Paul Thelen, founder and chief executive of Big Fish Games, asked the team to focus on an ambitious mobile title. Campbell, a former Nintendo developer, and Thompson, a former hardcore game maker, decided to build an adventure/arcade game for the iPad. It came from their love of dogs, and it is a tribute to all pet owners. Campbell’s own dog, Bear, served as prime inspiration for the title.
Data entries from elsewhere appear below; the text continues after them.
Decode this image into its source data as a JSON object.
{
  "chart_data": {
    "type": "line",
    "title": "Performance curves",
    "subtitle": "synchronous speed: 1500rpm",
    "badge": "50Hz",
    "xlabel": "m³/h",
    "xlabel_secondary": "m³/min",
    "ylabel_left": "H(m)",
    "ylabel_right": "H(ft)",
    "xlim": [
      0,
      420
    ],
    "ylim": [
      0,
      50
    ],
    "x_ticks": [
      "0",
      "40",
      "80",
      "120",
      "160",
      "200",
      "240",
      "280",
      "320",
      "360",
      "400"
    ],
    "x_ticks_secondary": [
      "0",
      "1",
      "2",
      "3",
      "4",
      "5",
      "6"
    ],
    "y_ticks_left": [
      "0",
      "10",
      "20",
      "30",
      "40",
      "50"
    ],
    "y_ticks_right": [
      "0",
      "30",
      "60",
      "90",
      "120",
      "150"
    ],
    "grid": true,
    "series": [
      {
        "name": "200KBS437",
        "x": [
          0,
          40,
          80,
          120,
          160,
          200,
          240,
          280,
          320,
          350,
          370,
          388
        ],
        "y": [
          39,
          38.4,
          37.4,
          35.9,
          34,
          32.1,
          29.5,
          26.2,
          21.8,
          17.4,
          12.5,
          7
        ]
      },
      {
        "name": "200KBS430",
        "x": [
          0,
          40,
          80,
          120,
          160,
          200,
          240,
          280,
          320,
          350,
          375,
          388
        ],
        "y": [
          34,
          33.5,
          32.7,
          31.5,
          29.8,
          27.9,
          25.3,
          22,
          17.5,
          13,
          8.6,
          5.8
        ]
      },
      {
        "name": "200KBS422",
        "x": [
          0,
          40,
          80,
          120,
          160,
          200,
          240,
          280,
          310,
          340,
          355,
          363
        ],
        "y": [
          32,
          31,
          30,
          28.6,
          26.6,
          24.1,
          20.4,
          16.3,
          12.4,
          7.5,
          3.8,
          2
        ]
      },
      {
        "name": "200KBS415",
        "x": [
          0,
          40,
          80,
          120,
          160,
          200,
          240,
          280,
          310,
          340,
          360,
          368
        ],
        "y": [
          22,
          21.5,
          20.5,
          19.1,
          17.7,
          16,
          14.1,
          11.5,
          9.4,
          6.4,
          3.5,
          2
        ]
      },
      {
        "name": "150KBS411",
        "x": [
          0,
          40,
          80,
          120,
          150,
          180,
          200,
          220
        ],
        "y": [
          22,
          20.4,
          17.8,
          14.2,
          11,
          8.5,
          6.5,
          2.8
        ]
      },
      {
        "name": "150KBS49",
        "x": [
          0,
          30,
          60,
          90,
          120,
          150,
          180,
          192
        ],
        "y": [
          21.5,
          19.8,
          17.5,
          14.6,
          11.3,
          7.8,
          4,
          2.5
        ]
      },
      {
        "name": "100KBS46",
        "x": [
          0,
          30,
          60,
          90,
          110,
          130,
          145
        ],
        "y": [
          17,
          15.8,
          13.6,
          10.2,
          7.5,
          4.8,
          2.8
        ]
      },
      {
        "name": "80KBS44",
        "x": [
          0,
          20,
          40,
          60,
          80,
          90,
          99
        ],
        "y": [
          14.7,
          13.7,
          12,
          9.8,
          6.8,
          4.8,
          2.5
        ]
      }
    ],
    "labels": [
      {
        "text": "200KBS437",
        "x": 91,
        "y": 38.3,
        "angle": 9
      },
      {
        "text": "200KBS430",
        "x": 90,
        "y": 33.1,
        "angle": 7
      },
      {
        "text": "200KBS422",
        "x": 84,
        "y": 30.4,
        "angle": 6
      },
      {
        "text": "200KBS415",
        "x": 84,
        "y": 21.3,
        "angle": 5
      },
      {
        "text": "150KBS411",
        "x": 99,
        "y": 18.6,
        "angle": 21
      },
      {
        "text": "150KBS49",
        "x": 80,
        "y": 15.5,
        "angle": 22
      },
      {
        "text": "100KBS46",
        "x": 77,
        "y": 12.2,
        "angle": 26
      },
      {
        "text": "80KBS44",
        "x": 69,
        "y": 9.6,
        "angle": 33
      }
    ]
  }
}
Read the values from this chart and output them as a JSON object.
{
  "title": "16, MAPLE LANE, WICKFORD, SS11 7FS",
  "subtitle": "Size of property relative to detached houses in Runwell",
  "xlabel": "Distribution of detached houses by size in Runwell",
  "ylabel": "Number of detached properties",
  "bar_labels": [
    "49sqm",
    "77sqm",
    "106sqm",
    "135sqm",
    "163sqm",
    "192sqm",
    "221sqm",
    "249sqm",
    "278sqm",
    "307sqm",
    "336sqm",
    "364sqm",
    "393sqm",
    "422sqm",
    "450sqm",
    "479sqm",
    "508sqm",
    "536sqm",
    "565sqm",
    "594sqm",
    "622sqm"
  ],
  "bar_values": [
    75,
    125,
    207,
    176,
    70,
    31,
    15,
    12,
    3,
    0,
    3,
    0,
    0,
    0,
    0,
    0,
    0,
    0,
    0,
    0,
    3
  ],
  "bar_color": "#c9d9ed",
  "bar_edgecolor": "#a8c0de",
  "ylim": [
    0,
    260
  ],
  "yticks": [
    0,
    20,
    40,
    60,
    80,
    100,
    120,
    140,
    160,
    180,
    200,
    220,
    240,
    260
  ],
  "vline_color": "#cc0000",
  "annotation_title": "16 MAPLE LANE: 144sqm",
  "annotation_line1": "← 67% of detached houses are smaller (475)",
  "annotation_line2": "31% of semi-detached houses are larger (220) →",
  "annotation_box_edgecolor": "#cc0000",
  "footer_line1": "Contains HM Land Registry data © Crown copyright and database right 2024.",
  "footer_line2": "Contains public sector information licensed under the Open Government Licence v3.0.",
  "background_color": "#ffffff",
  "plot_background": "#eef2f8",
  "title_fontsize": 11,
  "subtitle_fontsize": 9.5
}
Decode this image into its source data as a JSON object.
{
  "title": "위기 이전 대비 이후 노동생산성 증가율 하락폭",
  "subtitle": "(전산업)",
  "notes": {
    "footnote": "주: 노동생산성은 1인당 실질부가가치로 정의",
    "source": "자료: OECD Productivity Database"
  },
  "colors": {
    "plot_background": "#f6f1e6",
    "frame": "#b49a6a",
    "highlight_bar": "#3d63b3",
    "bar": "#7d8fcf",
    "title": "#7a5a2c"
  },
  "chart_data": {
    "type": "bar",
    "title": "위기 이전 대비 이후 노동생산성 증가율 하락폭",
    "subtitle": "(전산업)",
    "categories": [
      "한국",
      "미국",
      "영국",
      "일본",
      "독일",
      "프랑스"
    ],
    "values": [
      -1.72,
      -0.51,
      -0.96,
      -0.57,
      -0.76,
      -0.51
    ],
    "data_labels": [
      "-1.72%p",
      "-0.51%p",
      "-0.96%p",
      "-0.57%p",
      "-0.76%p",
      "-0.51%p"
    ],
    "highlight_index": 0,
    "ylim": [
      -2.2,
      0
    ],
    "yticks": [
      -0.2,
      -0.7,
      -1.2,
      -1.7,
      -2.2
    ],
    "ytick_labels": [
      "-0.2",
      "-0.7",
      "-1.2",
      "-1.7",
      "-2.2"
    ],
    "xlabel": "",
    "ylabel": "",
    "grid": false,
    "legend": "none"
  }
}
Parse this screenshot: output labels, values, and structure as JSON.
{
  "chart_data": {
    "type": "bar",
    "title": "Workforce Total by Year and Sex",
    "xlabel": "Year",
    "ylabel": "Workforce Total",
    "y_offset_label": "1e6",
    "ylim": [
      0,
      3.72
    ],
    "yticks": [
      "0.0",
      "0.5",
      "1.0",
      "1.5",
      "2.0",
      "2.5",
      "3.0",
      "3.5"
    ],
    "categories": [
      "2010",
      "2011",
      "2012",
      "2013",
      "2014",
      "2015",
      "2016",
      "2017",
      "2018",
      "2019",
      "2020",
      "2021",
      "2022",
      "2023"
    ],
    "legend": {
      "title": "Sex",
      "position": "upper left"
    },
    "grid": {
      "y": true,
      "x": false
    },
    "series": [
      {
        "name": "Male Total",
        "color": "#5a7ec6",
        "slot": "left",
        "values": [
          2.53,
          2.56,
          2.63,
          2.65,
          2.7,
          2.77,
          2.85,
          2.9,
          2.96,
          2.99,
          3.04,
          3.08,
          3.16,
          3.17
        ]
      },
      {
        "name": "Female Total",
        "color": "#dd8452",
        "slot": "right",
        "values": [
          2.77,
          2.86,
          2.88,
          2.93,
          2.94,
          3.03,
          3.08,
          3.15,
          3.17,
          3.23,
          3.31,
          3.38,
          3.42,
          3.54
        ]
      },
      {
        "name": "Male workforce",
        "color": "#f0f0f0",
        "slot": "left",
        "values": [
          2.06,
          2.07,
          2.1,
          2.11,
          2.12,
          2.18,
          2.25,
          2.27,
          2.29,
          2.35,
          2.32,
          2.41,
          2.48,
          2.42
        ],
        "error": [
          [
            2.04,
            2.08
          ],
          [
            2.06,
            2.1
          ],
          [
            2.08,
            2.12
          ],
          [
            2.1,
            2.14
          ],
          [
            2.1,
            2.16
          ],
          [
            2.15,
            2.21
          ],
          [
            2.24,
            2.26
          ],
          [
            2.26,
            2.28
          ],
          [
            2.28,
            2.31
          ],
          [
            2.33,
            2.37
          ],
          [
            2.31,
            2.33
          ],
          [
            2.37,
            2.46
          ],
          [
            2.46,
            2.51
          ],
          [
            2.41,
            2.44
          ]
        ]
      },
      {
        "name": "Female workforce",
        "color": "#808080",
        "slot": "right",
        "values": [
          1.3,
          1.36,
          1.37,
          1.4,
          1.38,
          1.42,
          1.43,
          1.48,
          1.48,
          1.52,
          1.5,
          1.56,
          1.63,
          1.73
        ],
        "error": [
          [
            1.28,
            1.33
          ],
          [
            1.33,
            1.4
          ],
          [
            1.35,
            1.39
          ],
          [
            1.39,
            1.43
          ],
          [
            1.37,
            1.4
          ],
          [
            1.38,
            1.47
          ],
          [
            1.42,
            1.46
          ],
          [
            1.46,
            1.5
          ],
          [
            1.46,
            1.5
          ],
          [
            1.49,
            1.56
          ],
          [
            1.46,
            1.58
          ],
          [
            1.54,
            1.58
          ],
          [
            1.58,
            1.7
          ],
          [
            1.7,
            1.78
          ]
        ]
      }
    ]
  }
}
In fact, they included in the game the images of a bunch of dogs that belong to employees, friends, and families (including my dog Kona, pictured at the bottom; disclaimer: they did that on their own, and not as part of a deal for favorable coverage). The story is about a boy and his dog. The dog has been snatched by a robotic fire hydrant. An antagonist is setting traps for dogs, and boy has to find his canine friend. The title has lots of puzzles and arcade action. It has a combination of a lot of gameplay and animated cut scenes, which explains why it took a long time to do.
Thompson said, “We wanted to make the animation feel like a Pixar movie, where everything is interactive. It’s a love letter from people to their pets.”
In a nice marketing stroke, Fetch is being featured in an exhibit at the Museum of History and Industry in Seattle. The exhibit documents the development process of a title that hasn’t yet been released. Thompson said he liked the size of the team because, as art director, he still had a hand in creating a lot of the art for the game. The developers, in their own idea of cross promotion, have put the museum in the game too.
They needed the big team and the time because they’re storytellers. It’s the team’s fourth game in five years.
“We’re passionate about telling stories in our games,” Campbell said. “We don’t like to copy. We never copy. We always want to do something that has never been done before. We use passion instead of data to guide us.”
Thompson said, “We hopes it speaks to people more than a clone of a clone of a clone.”